Relationship jokes
Is there a really annoying girl at your school and she's so fake? Well, say this:
Me: Hey, I have a nickname for you.
Her: Really? What?
Me: Sweet-in-low.
Her: Why?
Me: Because you're artificial.
Whoever said men will f**k anything that moves is *dead* wrong.
Dad: Johnny, Johnny?
Johnny: Yes, Papa.
Dad: Getting women?
Johnny: Yes, Papa.
Dad: Telling lies?
Johnny: No, Papa.
Dad: Well, you're 100% lying because you get NO WOMEN!
You're more uglier.
I broke up with my emo girlfriend yesterday, look who came crawling back!
POV: Your mum is a bomber.
Why can't an orphan be friends with Dom Toretto?
Dom doesn't have friends; he has "family."
Some kid online: I f*cked your mom.
Me, an orphan: Jokes on you, I don’t have one!
Why does Aaron like men? Because his dad beats him.
A man walks into his bedroom where his wife is carrying a sheep under her arm and says, "This is the pig I've been fucking."
Wife says, "That's not a pig; that's a sheep, dumbass."
Husband says, "I was talking to the sheep."
A farmer walks into his bedroom with his wife in bed with a sheep under his arm and says, "This is the pig I'm fucking." She says, "You idiot, that's a sheep!" He says, "Shut up, I wasn't talking to you."

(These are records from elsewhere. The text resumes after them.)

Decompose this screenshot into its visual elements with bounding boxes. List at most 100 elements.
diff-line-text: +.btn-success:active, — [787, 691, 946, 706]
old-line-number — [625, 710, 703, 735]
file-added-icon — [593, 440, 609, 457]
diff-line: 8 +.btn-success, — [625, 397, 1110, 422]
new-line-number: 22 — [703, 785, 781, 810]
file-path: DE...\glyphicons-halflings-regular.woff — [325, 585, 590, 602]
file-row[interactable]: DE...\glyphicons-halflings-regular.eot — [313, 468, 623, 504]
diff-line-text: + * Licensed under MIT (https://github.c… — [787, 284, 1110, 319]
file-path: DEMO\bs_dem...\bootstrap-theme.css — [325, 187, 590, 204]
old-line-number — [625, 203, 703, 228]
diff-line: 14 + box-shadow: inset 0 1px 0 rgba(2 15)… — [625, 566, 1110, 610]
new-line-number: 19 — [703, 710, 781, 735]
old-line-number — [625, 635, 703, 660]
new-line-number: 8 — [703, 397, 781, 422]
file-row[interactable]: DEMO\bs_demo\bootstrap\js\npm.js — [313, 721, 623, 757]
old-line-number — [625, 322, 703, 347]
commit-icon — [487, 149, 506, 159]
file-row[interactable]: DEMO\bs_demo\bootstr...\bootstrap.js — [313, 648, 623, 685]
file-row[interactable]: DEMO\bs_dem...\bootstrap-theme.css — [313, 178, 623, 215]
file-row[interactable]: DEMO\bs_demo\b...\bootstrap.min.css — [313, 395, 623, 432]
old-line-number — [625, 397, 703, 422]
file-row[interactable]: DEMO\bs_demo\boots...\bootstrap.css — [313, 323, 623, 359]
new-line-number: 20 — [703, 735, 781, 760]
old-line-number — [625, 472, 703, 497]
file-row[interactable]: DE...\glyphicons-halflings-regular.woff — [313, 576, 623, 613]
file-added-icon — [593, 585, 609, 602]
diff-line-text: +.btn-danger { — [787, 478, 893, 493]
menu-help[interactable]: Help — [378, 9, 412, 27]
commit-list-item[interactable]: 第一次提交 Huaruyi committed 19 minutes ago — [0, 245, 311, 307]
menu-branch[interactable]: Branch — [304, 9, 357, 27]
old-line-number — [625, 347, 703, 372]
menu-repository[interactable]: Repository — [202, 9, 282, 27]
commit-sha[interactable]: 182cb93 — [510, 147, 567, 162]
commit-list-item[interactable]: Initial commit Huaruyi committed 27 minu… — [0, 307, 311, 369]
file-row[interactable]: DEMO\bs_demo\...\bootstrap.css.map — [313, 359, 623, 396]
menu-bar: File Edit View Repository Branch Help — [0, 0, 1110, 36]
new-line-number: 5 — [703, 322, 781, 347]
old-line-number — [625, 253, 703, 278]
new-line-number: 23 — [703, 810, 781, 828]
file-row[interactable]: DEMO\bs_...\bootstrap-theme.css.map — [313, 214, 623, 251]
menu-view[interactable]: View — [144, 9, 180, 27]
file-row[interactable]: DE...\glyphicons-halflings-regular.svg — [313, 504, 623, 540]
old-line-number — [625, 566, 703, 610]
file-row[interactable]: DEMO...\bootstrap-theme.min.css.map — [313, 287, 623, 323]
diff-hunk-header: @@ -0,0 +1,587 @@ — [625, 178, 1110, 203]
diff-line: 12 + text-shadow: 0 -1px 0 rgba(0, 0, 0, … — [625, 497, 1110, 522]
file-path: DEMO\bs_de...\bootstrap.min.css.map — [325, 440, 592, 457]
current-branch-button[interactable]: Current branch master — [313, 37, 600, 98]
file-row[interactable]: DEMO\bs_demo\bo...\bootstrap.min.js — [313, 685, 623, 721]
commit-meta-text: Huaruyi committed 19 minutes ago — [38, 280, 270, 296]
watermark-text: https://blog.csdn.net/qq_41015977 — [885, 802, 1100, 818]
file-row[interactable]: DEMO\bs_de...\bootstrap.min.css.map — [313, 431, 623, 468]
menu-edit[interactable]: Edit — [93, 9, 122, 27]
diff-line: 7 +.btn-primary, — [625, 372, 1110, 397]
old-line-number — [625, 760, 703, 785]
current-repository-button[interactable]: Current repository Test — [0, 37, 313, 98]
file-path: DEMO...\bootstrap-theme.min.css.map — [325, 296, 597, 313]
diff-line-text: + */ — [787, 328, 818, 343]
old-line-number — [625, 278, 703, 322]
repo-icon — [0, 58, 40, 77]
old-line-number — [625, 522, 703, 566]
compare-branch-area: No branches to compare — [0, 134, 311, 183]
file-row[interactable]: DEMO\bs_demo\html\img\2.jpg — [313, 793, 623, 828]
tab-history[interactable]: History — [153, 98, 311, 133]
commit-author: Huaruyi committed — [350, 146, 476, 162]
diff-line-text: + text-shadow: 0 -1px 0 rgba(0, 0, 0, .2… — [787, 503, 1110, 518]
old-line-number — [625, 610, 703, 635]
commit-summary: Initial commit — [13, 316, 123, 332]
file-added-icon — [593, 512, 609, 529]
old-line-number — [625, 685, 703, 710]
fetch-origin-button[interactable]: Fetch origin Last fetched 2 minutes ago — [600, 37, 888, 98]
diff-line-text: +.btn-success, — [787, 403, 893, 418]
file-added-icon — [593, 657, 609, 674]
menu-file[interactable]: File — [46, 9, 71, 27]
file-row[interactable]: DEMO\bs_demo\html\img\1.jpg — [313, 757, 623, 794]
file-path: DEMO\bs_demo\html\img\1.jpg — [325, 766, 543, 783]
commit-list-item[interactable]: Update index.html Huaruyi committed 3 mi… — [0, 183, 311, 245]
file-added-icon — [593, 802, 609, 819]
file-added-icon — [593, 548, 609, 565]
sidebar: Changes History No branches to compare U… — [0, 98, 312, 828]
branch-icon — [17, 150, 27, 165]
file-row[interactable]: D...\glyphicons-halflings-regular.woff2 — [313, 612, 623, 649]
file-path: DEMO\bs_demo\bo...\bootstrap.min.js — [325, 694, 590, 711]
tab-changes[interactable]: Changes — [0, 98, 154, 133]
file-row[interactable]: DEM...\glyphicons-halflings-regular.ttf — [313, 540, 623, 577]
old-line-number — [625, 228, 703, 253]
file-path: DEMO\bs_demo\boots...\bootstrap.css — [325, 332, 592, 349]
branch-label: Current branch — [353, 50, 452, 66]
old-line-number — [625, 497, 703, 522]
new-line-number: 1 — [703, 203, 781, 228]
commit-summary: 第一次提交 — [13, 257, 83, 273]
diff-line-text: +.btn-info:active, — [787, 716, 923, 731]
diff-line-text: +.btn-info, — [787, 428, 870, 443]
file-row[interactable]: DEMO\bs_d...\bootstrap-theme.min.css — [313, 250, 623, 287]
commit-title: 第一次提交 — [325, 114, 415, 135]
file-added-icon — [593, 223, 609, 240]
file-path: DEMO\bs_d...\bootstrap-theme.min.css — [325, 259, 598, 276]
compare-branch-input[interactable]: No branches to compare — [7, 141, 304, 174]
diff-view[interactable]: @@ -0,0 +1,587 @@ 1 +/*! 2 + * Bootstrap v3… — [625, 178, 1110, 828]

I was in math class when my teacher gave us homework, and she said to me, "You're gonna get an F this time." So I went back home, and f**k my teacher.
What relationship status fits an orphan?
Single.
What do you call a dad without a dad joke?
Dead.
Girl: "When we get married, I want to share all your worries, troubles, and lighten your burden."
Boy: "It's very kind of you, darling, but I don't have any worries or troubles."
Girl: "Well, that's because we aren't married yet!"
I just did a test to see who my soulmate is, and it said "best friend." So I guess I am gay. I think so, WTF.
How can you tell that a blonde likes you? She only gives three fucking nights in a row.
Neona (😞): Are you mad at me?
Gwen (😌): Me? NEVER! Sometimes we listen and don't listen, let's just hug it out!
Neona (😁): Agreed!
I named my dog Stone so that I can say to people that I throw stones every day.
Amelia is hotter than my mum 696969696.